Oh wait a minute!! Shaul certainly sounded like Torah wasn’t important. I believe that this is where the ‘No Need For Torah” idea started, as a misinterpretation of Shaul’s letters to (mostly) Gentile communities of Believers (there were no churches as we know them today in the First Century.) Shaul never once thought that Torah was unimportant, and he lived it as best as any human could his entire lifetime.  Despite what humans have entitled “Paul converts on the road to Damascus” that you read as the chapter title to Acts 9, Shaul never converted to anything.  When you read his letters you see he did, in fact, go to synagogues.  he did talk to Jews, but he made it his main ministry to go to the Gentiles. He established Gentile filled Messianic communities, and what he taught was what is in Torah. The misinterpretation is rooted in the fact that his main argument was never against observance of the Torah, it was against observance of the P’shat, the literal meaning of the words, in order to achieve salvation. Shaul was not against Torah, he was against the teaching that a legalistic observance would save one’s soul. That was what the Pharisees and most of the Jewish training and understanding of the Torah was at that time- if you do what it says in the Torah, just going through the motions (so to speak) then you can be saved. In fact, if we could perform all the laws and commandments in the Torah (as Yeshua did) then we would be saved: through perfect performance we can find salvation in Torah alone.

The problem is we can’t perform Torah perfectly, so to observe Torah as the means of our salvation, is a lost cause. That is the message Shaul was relating to the Gentiles who were under stress from their old life (to remain pagans) and also from their new life, from Jews who wanted them to do everything in the Torah because if they didn’t they couldn’t be saved.

This is the same drek I get today as a Messianic Jew: Christians who have been taught Torah isn’t needed now that they have Jesus tell me if I still live as a Jew I am not really saved because I am not “under the blood”, and Jews tell me if I believe in Jesus (their understanding is that I must have converted to Christianity) then I am not a Jew anymore. Both of these teachings are absolutely wrong- as a Jewish man who believes Yeshua is my Messiah, the one God promised my people since the beginning, then I am not a Christian, and I am more than just a Jew- I am a completed Jew, in that I have come full circle, from innocence in Eden to sinfulness in the world to Messianic forgiveness through Messiah, and thereby able to commune with God, again and forever more.

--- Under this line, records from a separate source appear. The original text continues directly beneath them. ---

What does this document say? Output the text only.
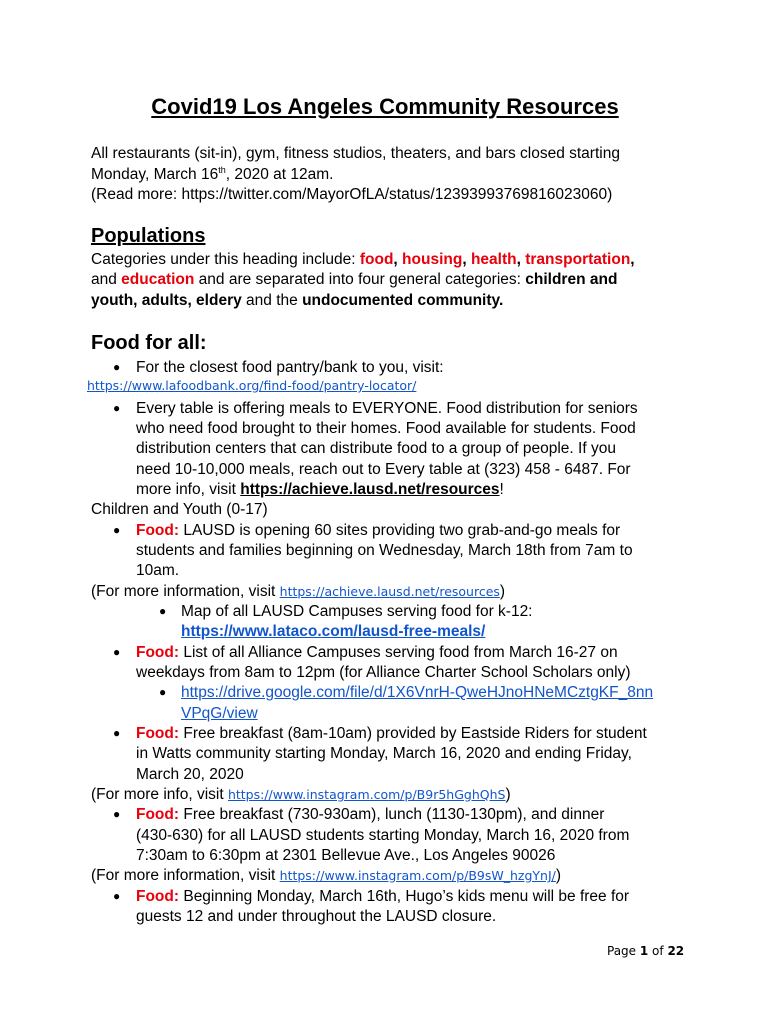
Covid19 Los Angeles Community Resources
All restaurants (sit-in), gym, fitness studios, theaters, and bars closed starting
Monday, March 16th, 2020 at 12am.
(Read more: https://twitter.com/MayorOfLA/status/1239399376981602306​0)
Populations
Categories under this heading include: food, housing, health, transportation,
and education and are separated into four general categories: children and
youth, adults, eldery and the undocumented community.
Food for all:
● For the closest food pantry/bank to you, visit:
https://www.lafoodbank.org/find-food/pantry-locator/
● Every table is offering meals to EVERYONE. Food distribution for seniors
who need food brought to their homes. Food available for students. Food
distribution centers that can distribute food to a group of people. If you
need 10-10,000 meals, reach out to Every table at (323) 458 - 6487. For
more info, visit https://achieve.lausd.net/resources!
Children and Youth (0-17)
● Food: LAUSD is opening 60 sites providing two grab-and-go meals for
students and families beginning on Wednesday, March 18th from 7am to
10am.
(For more information, visit https://achieve.lausd.net/resources)
● Map of all LAUSD Campuses serving food for k-12:
https://www.lataco.com/lausd-free-meals/
● Food: List of all Alliance Campuses serving food from March 16-27 on
weekdays from 8am to 12pm (for Alliance Charter School Scholars only)
● https://drive.google.com/file/d/1X6VnrH-QweHJnoHNeMCztgKF_8nn
VPqG/view
● Food: Free breakfast (8am-10am) provided by Eastside Riders for student
in Watts community starting Monday, March 16, 2020 and ending Friday,
March 20, 2020
(For more info, visit https://www.instagram.com/p/B9r5hGghQhS)
● Food: Free breakfast (730-930am), lunch (1130-130pm), and dinner
(430-630) for all LAUSD students starting Monday, March 16, 2020 from
7:30am to 6:30pm at 2301 Bellevue Ave., Los Angeles 90026
(For more information, visit https://www.instagram.com/p/B9sW_hzgYnJ/)
● Food: Beginning Monday, March 16th, Hugo’s kids menu will be free for
guests 12 and under throughout the LAUSD closure.
Page 1 of 22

So, nu? What do we have? What we have is what we were given from the start- the Torah. The Torah is how God tells us to live, and defines right from wrong, righteousness from sinfulness, and provides the means by which we can be absolved of our sins in order to come into the presence of God. Yeshua is the Messiah God sent so that we can still find forgiveness after the Temple, which is where the Torah said we had to ask for forgiveness, was destroyed. No Temple, no forgiveness, but Yeshua took care of that by becoming the Temple, Himself,and providing the innocent blood (His own blood) for us. So, Torah is still valid, Torah is still necessary, and Torah is still God’s commandment to us all.

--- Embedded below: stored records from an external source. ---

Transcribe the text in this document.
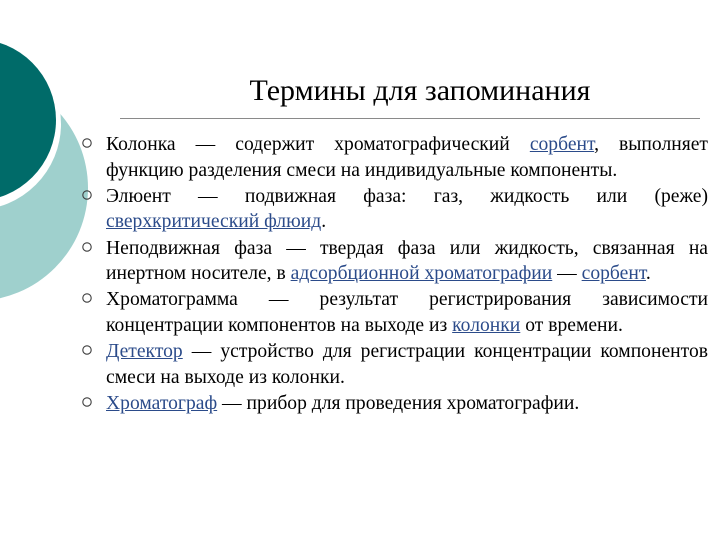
Термины для запоминания
Колонка — содержит хроматографический сорбент, выполняет функцию разделения смеси на индивидуальные компоненты.
Элюент — подвижная фаза: газ, жидкость или (реже) сверхкритический флюид.
Неподвижная фаза — твердая фаза или жидкость, связанная на инертном носителе, в адсорбционной хроматографии — сорбент.
Хроматограмма — результат регистрирования зависимости концентрации компонентов на выходе из колонки от времени.
Детектор — устройство для регистрации концентрации компонентов смеси на выходе из колонки.
Хроматограф — прибор для проведения хроматографии.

We should all try to follow Torah: not in order to be saved, but because it is what God tells us to do. We will receive blessings for obedience and we will not be blessed if we don’t (Deuteronomy 28.)  If we ignore Torah, we are ignoring God- like it or not, that is the truth. Do we need Torah to be saved- no. Do we need to obey Torah to be saved- no. Should we try to obey Torah, anyway- yes, absolutely. Why? Because it is what God tells us to do.

If God tells you do to something, what other reason do you need to do it?